Желая как-то помирить Кварцхава и Жваниа, уполномоченный правительства Аполлон Чичуа сказал:

— Большевики, конечно, сбивают народ с правильного пути, но мы должны повлиять на него… переубедить.

— Переубедить? А чем вы его переубедите, господин Чичуа? — спросил Жваниа. — Сегодня вы попытались обмануть народ. Но сейчас народ уже не обманешь. Этот учитель Кордзахиа правильно сказал, что нам надо было браться за ум раньше. Мы горько ошиблись, мы опоздали. Наши солдаты переходят на сторону врага. Только юнкера пока воюют самоотверженно.

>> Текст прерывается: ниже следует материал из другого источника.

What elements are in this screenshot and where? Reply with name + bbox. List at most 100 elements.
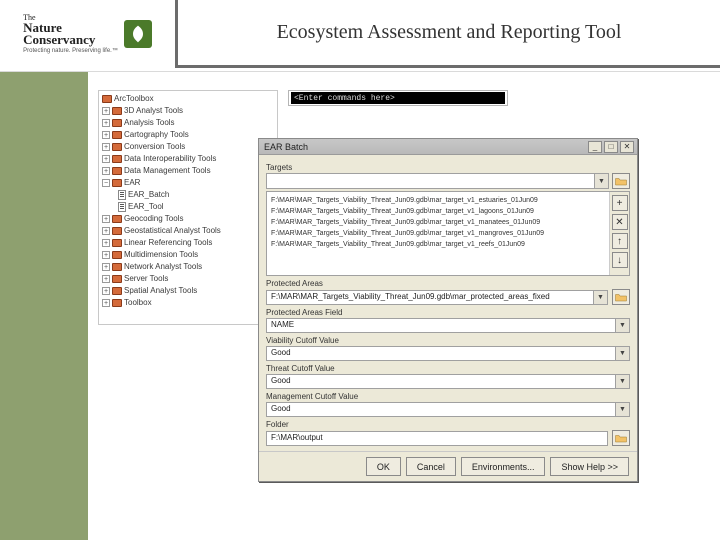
list-item[interactable]: F:\MAR\MAR_Targets_Viability_Threat_Jun0… <box>271 239 605 250</box>
toolbox-tree[interactable]: ArcToolbox +3D Analyst Tools + Analysis T… <box>99 91 277 311</box>
tree-label: Multidimension Tools <box>124 249 198 261</box>
command-line-panel: <Enter commands here> <box>288 90 508 106</box>
list-item[interactable]: F:\MAR\MAR_Targets_Viability_Threat_Jun0… <box>271 217 605 228</box>
chevron-down-icon: ▼ <box>594 174 608 188</box>
remove-button[interactable]: ✕ <box>612 214 628 230</box>
tree-item[interactable]: + Data Management Tools <box>102 165 274 177</box>
management-select[interactable]: Good▼ <box>266 402 630 417</box>
collapse-icon[interactable]: − <box>102 179 110 187</box>
add-button[interactable]: + <box>612 195 628 211</box>
toolbox-icon <box>112 263 122 271</box>
expand-icon[interactable]: + <box>102 299 110 307</box>
targets-label: Targets <box>266 163 630 172</box>
command-line-input[interactable]: <Enter commands here> <box>291 92 505 104</box>
protected-field-select[interactable]: NAME▼ <box>266 318 630 333</box>
expand-icon[interactable]: + <box>102 107 110 115</box>
targets-listbox[interactable]: F:\MAR\MAR_Targets_Viability_Threat_Jun0… <box>266 191 630 276</box>
chevron-down-icon: ▼ <box>615 319 629 332</box>
tree-label: Server Tools <box>124 273 168 285</box>
ok-button[interactable]: OK <box>366 457 401 476</box>
page-title: Ecosystem Assessment and Reporting Tool <box>277 21 622 44</box>
tree-item-ear[interactable]: − EAR <box>102 177 274 189</box>
toolbox-icon <box>112 119 122 127</box>
move-up-button[interactable]: ↑ <box>612 233 628 249</box>
cancel-button[interactable]: Cancel <box>406 457 456 476</box>
left-accent-column <box>0 71 88 540</box>
browse-button[interactable] <box>612 173 630 189</box>
protected-areas-label: Protected Areas <box>266 279 630 288</box>
toolbox-icon <box>112 251 122 259</box>
list-item[interactable]: F:\MAR\MAR_Targets_Viability_Threat_Jun0… <box>271 195 605 206</box>
expand-icon[interactable]: + <box>102 227 110 235</box>
move-down-button[interactable]: ↓ <box>612 252 628 268</box>
expand-icon[interactable]: + <box>102 215 110 223</box>
close-button[interactable]: ✕ <box>620 141 634 153</box>
environments-button[interactable]: Environments... <box>461 457 546 476</box>
protected-field-label: Protected Areas Field <box>266 308 630 317</box>
expand-icon[interactable]: + <box>102 131 110 139</box>
input-value: F:\MAR\MAR_Targets_Viability_Threat_Jun0… <box>271 292 550 301</box>
protected-areas-input[interactable]: F:\MAR\MAR_Targets_Viability_Threat_Jun0… <box>266 290 608 305</box>
tree-item[interactable]: + Multidimension Tools <box>102 249 274 261</box>
expand-icon[interactable]: + <box>102 275 110 283</box>
maximize-button[interactable]: □ <box>604 141 618 153</box>
tree-item[interactable]: +Conversion Tools <box>102 141 274 153</box>
threat-label: Threat Cutoff Value <box>266 364 630 373</box>
show-help-button[interactable]: Show Help >> <box>550 457 629 476</box>
toolbox-icon <box>112 239 122 247</box>
input-value: Good <box>271 376 291 385</box>
toolbox-icon <box>112 275 122 283</box>
expand-icon[interactable]: + <box>102 263 110 271</box>
minimize-button[interactable]: _ <box>588 141 602 153</box>
command-placeholder: <Enter commands here> <box>294 94 395 103</box>
tree-label: EAR_Tool <box>128 201 164 213</box>
list-item[interactable]: F:\MAR\MAR_Targets_Viability_Threat_Jun0… <box>271 206 605 217</box>
expand-icon[interactable]: + <box>102 143 110 151</box>
toolbox-icon <box>112 179 122 187</box>
tree-label: EAR <box>124 177 140 189</box>
expand-icon[interactable]: + <box>102 119 110 127</box>
tree-item[interactable]: + Geocoding Tools <box>102 213 274 225</box>
targets-dropdown[interactable]: ▼ <box>266 173 609 189</box>
tree-item[interactable]: + Server Tools <box>102 273 274 285</box>
folder-icon <box>615 292 627 302</box>
tree-item[interactable]: + Analysis Tools <box>102 117 274 129</box>
x-icon: ✕ <box>615 217 623 228</box>
btn-label: Cancel <box>417 462 445 472</box>
tree-label: Spatial Analyst Tools <box>124 285 197 297</box>
expand-icon[interactable]: + <box>102 239 110 247</box>
expand-icon[interactable]: + <box>102 287 110 295</box>
tree-script-item[interactable]: EAR_Tool <box>102 201 274 213</box>
tree-item[interactable]: +Data Interoperability Tools <box>102 153 274 165</box>
folder-icon <box>615 176 627 186</box>
expand-icon[interactable]: + <box>102 155 110 163</box>
tree-item[interactable]: +3D Analyst Tools <box>102 105 274 117</box>
expand-icon[interactable]: + <box>102 251 110 259</box>
tree-label: Analysis Tools <box>124 117 175 129</box>
viability-select[interactable]: Good▼ <box>266 346 630 361</box>
plus-icon: + <box>617 198 623 209</box>
tree-label: Data Management Tools <box>124 165 211 177</box>
tree-item[interactable]: +Toolbox <box>102 297 274 309</box>
tree-label: Geocoding Tools <box>124 213 183 225</box>
tree-root[interactable]: ArcToolbox <box>102 93 274 105</box>
tree-item[interactable]: +Cartography Tools <box>102 129 274 141</box>
ear-batch-dialog: EAR Batch _ □ ✕ Targets ▼ F:\MAR\MAR_Tar… <box>258 138 638 482</box>
threat-select[interactable]: Good▼ <box>266 374 630 389</box>
tree-item[interactable]: +Geostatistical Analyst Tools <box>102 225 274 237</box>
tree-item[interactable]: + Spatial Analyst Tools <box>102 285 274 297</box>
dialog-titlebar[interactable]: EAR Batch _ □ ✕ <box>259 139 637 155</box>
folder-input[interactable]: F:\MAR\output <box>266 431 608 446</box>
tree-label: Network Analyst Tools <box>124 261 202 273</box>
tree-item[interactable]: + Network Analyst Tools <box>102 261 274 273</box>
viability-label: Viability Cutoff Value <box>266 336 630 345</box>
tree-root-label: ArcToolbox <box>114 93 154 105</box>
expand-icon[interactable]: + <box>102 167 110 175</box>
input-value: F:\MAR\output <box>271 433 323 442</box>
browse-button[interactable] <box>612 289 630 305</box>
browse-button[interactable] <box>612 430 630 446</box>
toolbox-icon <box>112 287 122 295</box>
list-item[interactable]: F:\MAR\MAR_Targets_Viability_Threat_Jun0… <box>271 228 605 239</box>
tree-script-item[interactable]: EAR_Batch <box>102 189 274 201</box>
tree-item[interactable]: +Linear Referencing Tools <box>102 237 274 249</box>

— Дела совсем не так уж плохи, как вы рисуете, — возразил Чичуа. Он взял со стола газету. — Вот депеша председателя учредительного собрания Карло Чхеидзе на имя главнокомандующего войсками республики генерала Квинитадзе: "Учредительное собрание горячо приветствует вас и действующих под вашим командованием армию и гвардию, освобождающих в самоотверженной, героической борьбе нашу родину от озверелых орд врага. Блестящая победа грузинской армии над Красной Армией золотыми буквами впишется в историю Грузии, и весть об этой победе будет передаваться будущим поколениям, как сказочная повесть о самоотверженности грузинских воинов", — он отложил газету. — Не огорчайтесь, господин Жваниа, не так силен дождь, как гром. Давайте соберемся с душевными силами и смело заглянем в будущее.

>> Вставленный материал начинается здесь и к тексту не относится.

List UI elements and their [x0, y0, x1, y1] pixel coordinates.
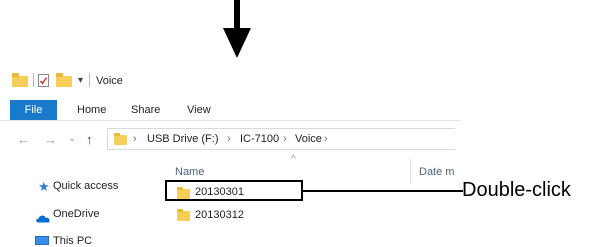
chevron-right-icon[interactable]: ›: [324, 133, 328, 145]
title-divider: [89, 73, 90, 87]
new-folder-icon[interactable]: [56, 73, 72, 87]
down-arrow-head: [223, 28, 251, 58]
breadcrumb-ic-7100[interactable]: IC-7100: [240, 134, 279, 145]
tab-file[interactable]: File: [10, 100, 57, 120]
breadcrumb-voice[interactable]: Voice: [295, 134, 322, 145]
back-arrow-icon[interactable]: ←: [17, 133, 30, 146]
chevron-right-icon[interactable]: ›: [227, 133, 231, 145]
customize-dropdown-icon[interactable]: ▾: [78, 76, 83, 86]
window-title: Voice: [96, 75, 123, 87]
monitor-icon: [35, 236, 49, 245]
tab-home[interactable]: Home: [77, 105, 106, 116]
tab-share[interactable]: Share: [131, 105, 160, 116]
column-divider[interactable]: [410, 158, 411, 184]
highlight-box: [165, 180, 303, 201]
nav-item-onedrive[interactable]: OneDrive: [53, 209, 99, 220]
down-arrow-icon: [234, 0, 240, 30]
star-icon: ★: [38, 179, 50, 194]
callout-leader-line: [303, 190, 463, 192]
callout-label: Double-click: [462, 179, 571, 201]
nav-item-quick-access[interactable]: Quick access: [53, 181, 118, 192]
up-arrow-icon[interactable]: ↑: [86, 133, 93, 146]
ribbon-divider: [0, 120, 460, 121]
folder-icon: [12, 73, 28, 87]
properties-check-icon[interactable]: [38, 74, 49, 87]
breadcrumb-usb-drive[interactable]: USB Drive (F:): [147, 134, 219, 145]
recent-locations-icon[interactable]: ⌄: [68, 134, 76, 144]
nav-item-this-pc[interactable]: This PC: [53, 236, 92, 247]
chevron-right-icon[interactable]: ›: [133, 133, 137, 145]
address-folder-icon: [114, 133, 127, 145]
sort-up-icon: ^: [291, 154, 296, 165]
column-header-name[interactable]: Name: [175, 167, 204, 178]
toolbar-divider: [33, 73, 34, 87]
file-row-20130312[interactable]: 20130312: [195, 210, 244, 221]
chevron-right-icon[interactable]: ›: [283, 133, 287, 145]
folder-icon: [177, 209, 190, 221]
tab-view[interactable]: View: [187, 105, 211, 116]
cloud-icon: [35, 210, 51, 223]
forward-arrow-icon[interactable]: →: [44, 133, 57, 146]
column-header-date[interactable]: Date m: [419, 167, 454, 178]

— Хорошо, допустим, заглянули. Ну и что?

— Вспомним наших великих предков.

— Вспомнили уже сегодня на митинге.

— Укрепим в себе веру в победу.

— Допустим, укрепили.

— Поверим, что никакая сила не сможет противостоять нашей силе.

— Такая сила уже противостоит нам.

— Нет силы, которую нельзя было бы преодолеть.

— Это такие же пустые и обветшалые слова, как и те, что говорил господин фельдшер.

— Не фельдшер, а врач, — поправил Кварцхава.